Hispano-Suiza car

Hispano-Suiza cars

Hispano-Suiza was an automotive and engineering firm, chiefly known for their cars, engines and weapons designs from the period before World War II. Originally Spanish, the company became Spanish-French and is today a part of the SAFRAN Group. The automotive and engineering divisions became two separate companies as early as 1923.

Hispano-Suiza: the early years

In 1898 Emilio de la Cuadra, a Spanish artillery captain founded La Cuadra, a company focused on automobile production. The company was based in Barcelona and was the predecessor of Hispano-Suiza. While in Paris, Emilio de la Cuadra got to know the skilled Swiss engineer Marc Birkigt and employed him. It was Marc Birkigt who designed the very first gas-powered engines manufactured by La Cuadra.

Hispano-Suiza carsIn 1902, J. Castro became the owner of La Cuadra and he changed the name to Fábrica Hispano-Suiza de Automóviles, which is Spanish for “Spanish-Swiss Car Factory”. In December 1903, Fábrica Hispano-Suiza de Automóviles declared bankruptcy. A reformation took place the next year and resulted in the formation of La Hispano-Suiza Fábrica de Automóviles, still under Castro’s direction. The short name Hispano-Suiza was to appear much later.

During the next year and a half, no less than four different engines were introduced by La Hispano-Suiza Fábrica de Automóviles: one pair of big 6 cylinder powerplants, plus a 3.8L and a 7.4L four-cylinder. The resurrected company stayed active in Barcelona until 1946 and produced cars, trucks and aviation engines. In addition to mass producing cars, trucks and buses, La Hispano-Suiza Fábrica de Automóviles developed a number of hand-built racing and luxury cars. One of the most famous owners of such a hand-made car was King Alfonso XIII of Spain. Since France was a much better market for expensive luxury cars, a new factory named Hispano France was set up in Levallois-Perret’, a Paris suburb, in 1911. In 1914, the successful factory moved to larger facilities at Bois-Colombes and the name was finally changed to Hispano-Suiza.

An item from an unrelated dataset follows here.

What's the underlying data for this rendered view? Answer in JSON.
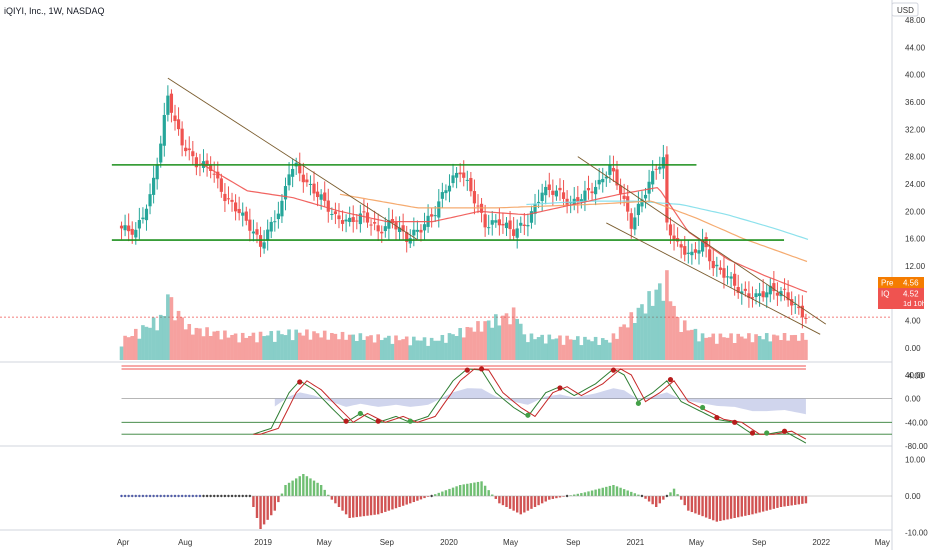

After being interrupted by World War I, Hispano-Suiza went back to automobile engine design and introduced the H6 engine in 1919. The H6 engine was based on the features of the V8 aluminium WW1 aero engine and had an inline 6 cylinder overhead camshaft. This earned Hispano-Suiza a reputation similar to that held by Rolls-Royce. In the P.G. Wodehouse “Blandings Castle” the Emsworth family is, for instance, travelling in a Hispano-Suiza H6.

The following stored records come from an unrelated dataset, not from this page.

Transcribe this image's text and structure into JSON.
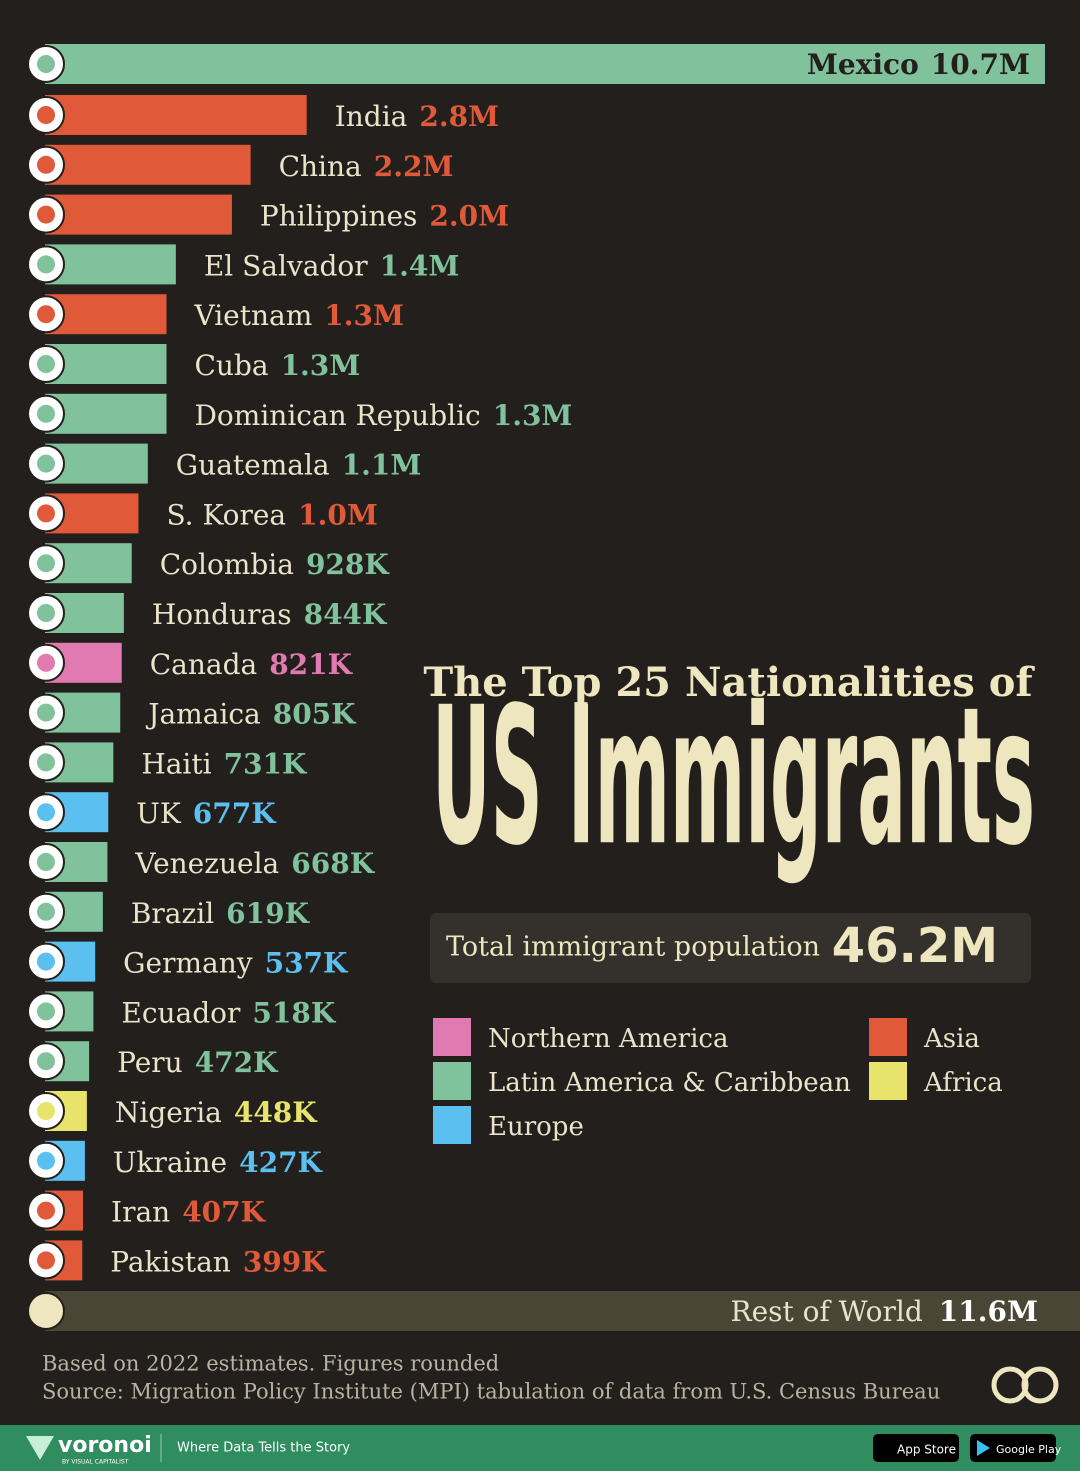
{
  "chart_data": {
    "type": "bar",
    "title": "The Top 25 Nationalities of",
    "subtitle": "US Immigrants",
    "categories": [
      "Mexico",
      "India",
      "China",
      "Philippines",
      "El Salvador",
      "Vietnam",
      "Cuba",
      "Dominican Republic",
      "Guatemala",
      "S. Korea",
      "Colombia",
      "Honduras",
      "Canada",
      "Jamaica",
      "Haiti",
      "UK",
      "Venezuela",
      "Brazil",
      "Germany",
      "Ecuador",
      "Peru",
      "Nigeria",
      "Ukraine",
      "Iran",
      "Pakistan"
    ],
    "values": [
      10700000,
      2800000,
      2200000,
      2000000,
      1400000,
      1300000,
      1300000,
      1300000,
      1100000,
      1000000,
      928000,
      844000,
      821000,
      805000,
      731000,
      677000,
      668000,
      619000,
      537000,
      518000,
      472000,
      448000,
      427000,
      407000,
      399000
    ],
    "value_labels": [
      "10.7M",
      "2.8M",
      "2.2M",
      "2.0M",
      "1.4M",
      "1.3M",
      "1.3M",
      "1.3M",
      "1.1M",
      "1.0M",
      "928K",
      "844K",
      "821K",
      "805K",
      "731K",
      "677K",
      "668K",
      "619K",
      "537K",
      "518K",
      "472K",
      "448K",
      "427K",
      "407K",
      "399K"
    ],
    "colors": [
      "#7fc29b",
      "#e05a3a",
      "#e05a3a",
      "#e05a3a",
      "#7fc29b",
      "#e05a3a",
      "#7fc29b",
      "#7fc29b",
      "#7fc29b",
      "#e05a3a",
      "#7fc29b",
      "#7fc29b",
      "#e07ab0",
      "#7fc29b",
      "#7fc29b",
      "#5bc0f0",
      "#7fc29b",
      "#7fc29b",
      "#5bc0f0",
      "#7fc29b",
      "#7fc29b",
      "#e8e36a",
      "#5bc0f0",
      "#e05a3a",
      "#e05a3a"
    ],
    "rest": {
      "name": "Rest of World",
      "value": 11600000,
      "value_label": "11.6M",
      "color": "#4a4636"
    },
    "total": {
      "label": "Total immigrant population",
      "value": 46200000,
      "value_label": "46.2M"
    },
    "legend": [
      {
        "name": "Northern America",
        "color": "#e07ab0"
      },
      {
        "name": "Latin America & Caribbean",
        "color": "#7fc29b"
      },
      {
        "name": "Europe",
        "color": "#5bc0f0"
      },
      {
        "name": "Asia",
        "color": "#e05a3a"
      },
      {
        "name": "Africa",
        "color": "#e8e36a"
      }
    ],
    "notes": [
      "Based on 2022 estimates. Figures rounded",
      "Source: Migration Policy Institute (MPI) tabulation of data from U.S. Census Bureau"
    ],
    "footer": {
      "brand": "voronoi",
      "brand_sub": "BY VISUAL CAPITALIST",
      "tagline": "Where Data Tells the Story",
      "app_store": "App Store",
      "google_play": "Google Play"
    }
  }
}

Throughout the 1920’s and well into the 1930s, Hispano-Suiza constructed a series of fine luxury cars and the 1930s V-12 car engine became famous for being exceptionally quiet; it featured a reverted to pushrod valve actuation.

The Hispano-Suiza Stork

After World War I, Hispano-Suiza began to use the Stork of the Province of Alsace as their mascot and placed a stork statuette atop the radiator on their cars. This stork was taken from the squadron emblem painted on the side of an aircraft belonging to Georges Guynemer, a famous World War I pilot. The plane was actually powered by a Hispano-Suiza engine, and during this period in history, the Stork was an emblem of revanchism.